The Bulova Watch Company is employing new-to-the-market ideas in the Precisionist mechanism, but the company itself is no spring chicken. It has been in existence since 1875, and launched its first line of wristwatches in 1919 to respond to the demand of soldiers in World War I, who needed easier access to an accurate timepiece than could be had from a pocket watch. Bulova's wrist-mounted option caught on, and veterans brought the idea home from the battlefield.
Over the years, Bulova has had other firsts that go beyond watch making. In 1941, the company made advertising history when a commercial for its wares aired during a baseball game. Legend has it the company paid a whopping $9 for the commercial (for more on Bulova's commercial first, see our article 10 TV Moments that Changed the World). And the company's Accutron quartz-tuning-fork–regulated technology, which has been used everywhere from NASA satellites to the first moon walk to Air Force One, remains a solid contender in the watch market today.
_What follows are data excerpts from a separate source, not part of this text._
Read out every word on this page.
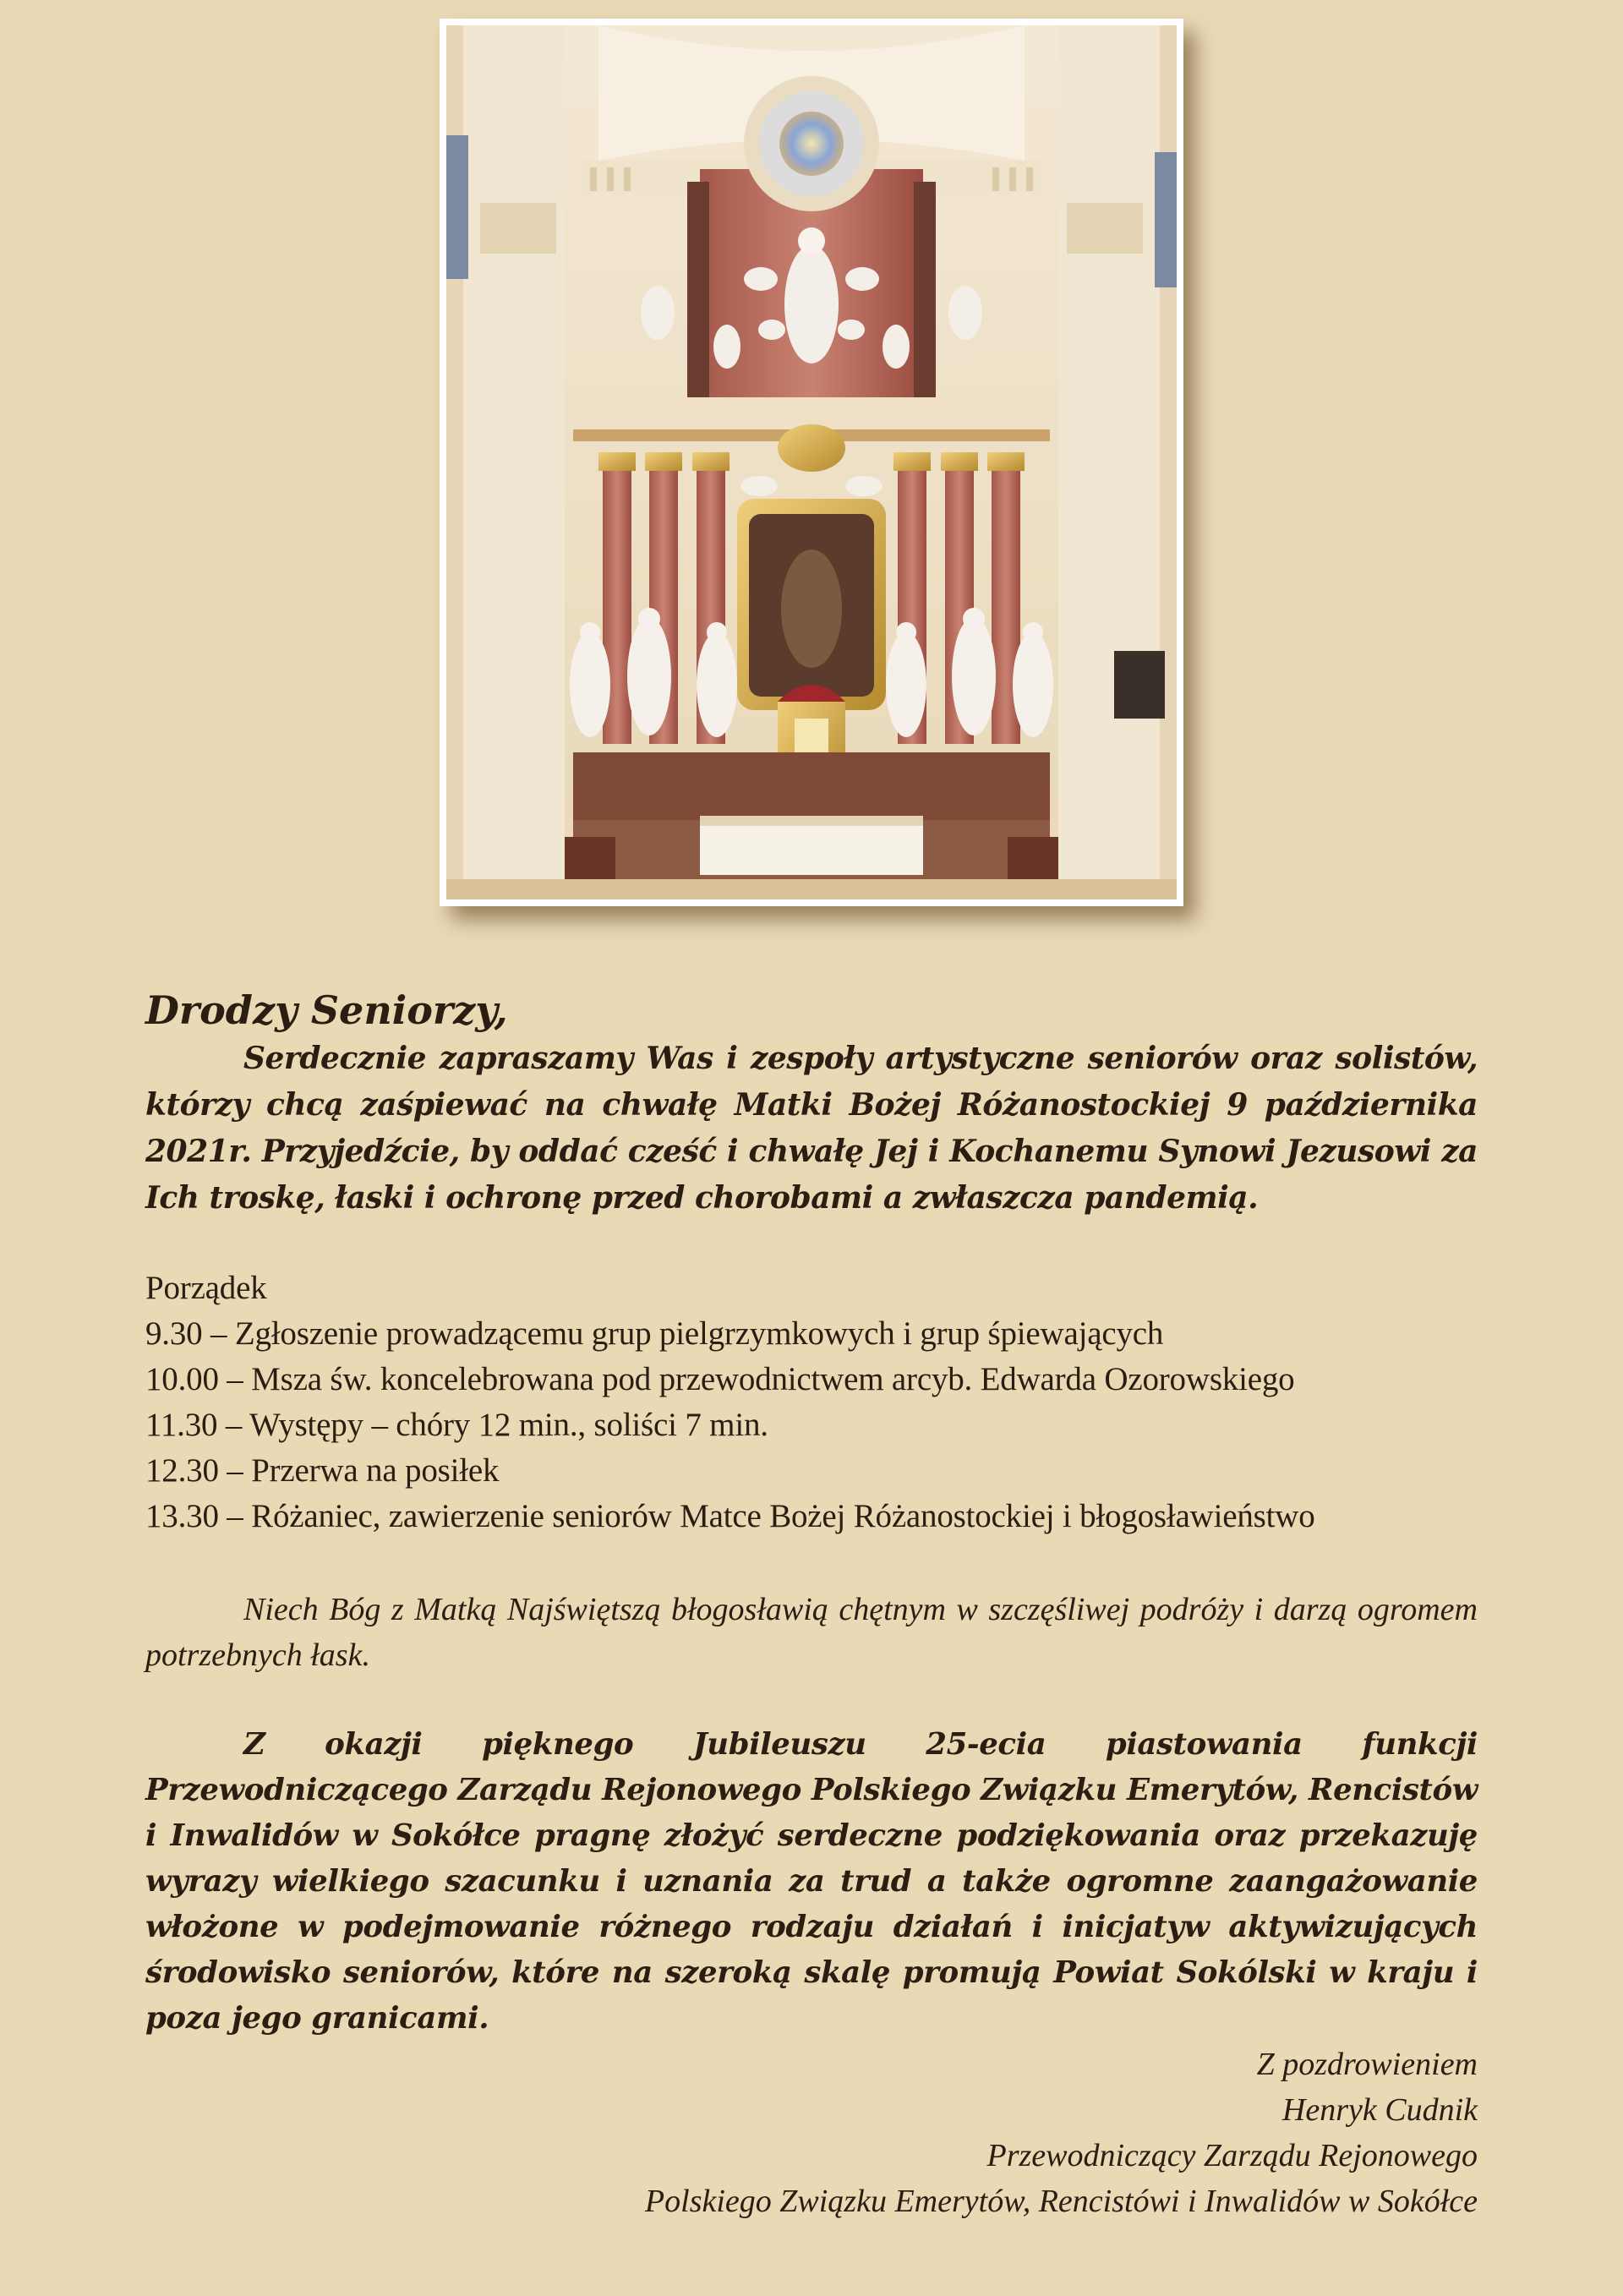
Drodzy Seniorzy,

Serdecznie zapraszamy Was i zespoły artystyczne seniorów oraz solistów, którzy chcą zaśpiewać na chwałę Matki Bożej Różanostockiej 9 października 2021r. Przyjedźcie, by oddać cześć i chwałę Jej i Kochanemu Synowi Jezusowi za Ich troskę, łaski i ochronę przed chorobami a zwłaszcza pandemią.

Porządek
9.30 – Zgłoszenie prowadzącemu grup pielgrzymkowych i grup śpiewających
10.00 – Msza św. koncelebrowana pod przewodnictwem arcyb. Edwarda Ozorowskiego
11.30 – Występy – chóry 12 min., soliści 7 min.
12.30 – Przerwa na posiłek
13.30 – Różaniec, zawierzenie seniorów Matce Bożej Różanostockiej i błogosławieństwo
Niech Bóg z Matką Najświętszą błogosławią chętnym w szczęśliwej podróży i darzą ogromem potrzebnych łask.
Z okazji pięknego Jubileuszu 25-ecia piastowania funkcji Przewodniczącego Zarządu Rejonowego Polskiego Związku Emerytów, Rencistów i Inwalidów w Sokółce pragnę złożyć serdeczne podziękowania oraz przekazuję wyrazy wielkiego szacunku i uznania za trud a także ogromne zaangażowanie włożone w podejmowanie różnego rodzaju działań i inicjatyw aktywizujących środowisko seniorów, które na szeroką skalę promują Powiat Sokólski w kraju i poza jego granicami.
Z pozdrowieniem
Henryk Cudnik
Przewodniczący Zarządu Rejonowego
Polskiego Związku Emerytów, Rencistówi i Inwalidów w Sokółce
Author's Note: How the Bulova Precisionist Works
This one's gonna cost me.
As I spent my research time studying the inner workings of various high-end watches, I realized how much work goes into making an accurate timepiece. Think about it: When the various parts in a watch are measured in microns, something as small as a misplaced drop of lubricant or a stray eyelash can be the difference between a useful piece of jewelry and a dud just waiting to be returned to the manufacturer. Even microscopic bits of dust can do a number on a watch's precision. And then there's temperature, magnetic fields, imbalances not aligned with the expected gravitational pull ... but I digress.
My paranoia came from studying my own watch, a well-loved, off-brand automatic I got a few years ago as a gift. I still get a kick out of its skeletonized mechanism that lets me watch the balance wheel flicker back and forth as the second hand ticks around at 4 beats per second.
But it's drifting, or at least that's the way it seems. Maybe it's simply in need of lubrication and a little cleaning. Or perhaps it's bounced off the floor one time too many in my early-morning fumbling to get dressed for work. Either way, all it took was this article to get me paying attention to the watch's accuracy.
It's true that automatics are less precise than quartz watches. And I have to admit that some of the Precisionist models are quite attractive. My brain's now working, and I can see it: a well-earned paycheck from writing about watches will arrive just in time ... to plunk down for a nice new watch.
Funny how those things go, isn't it?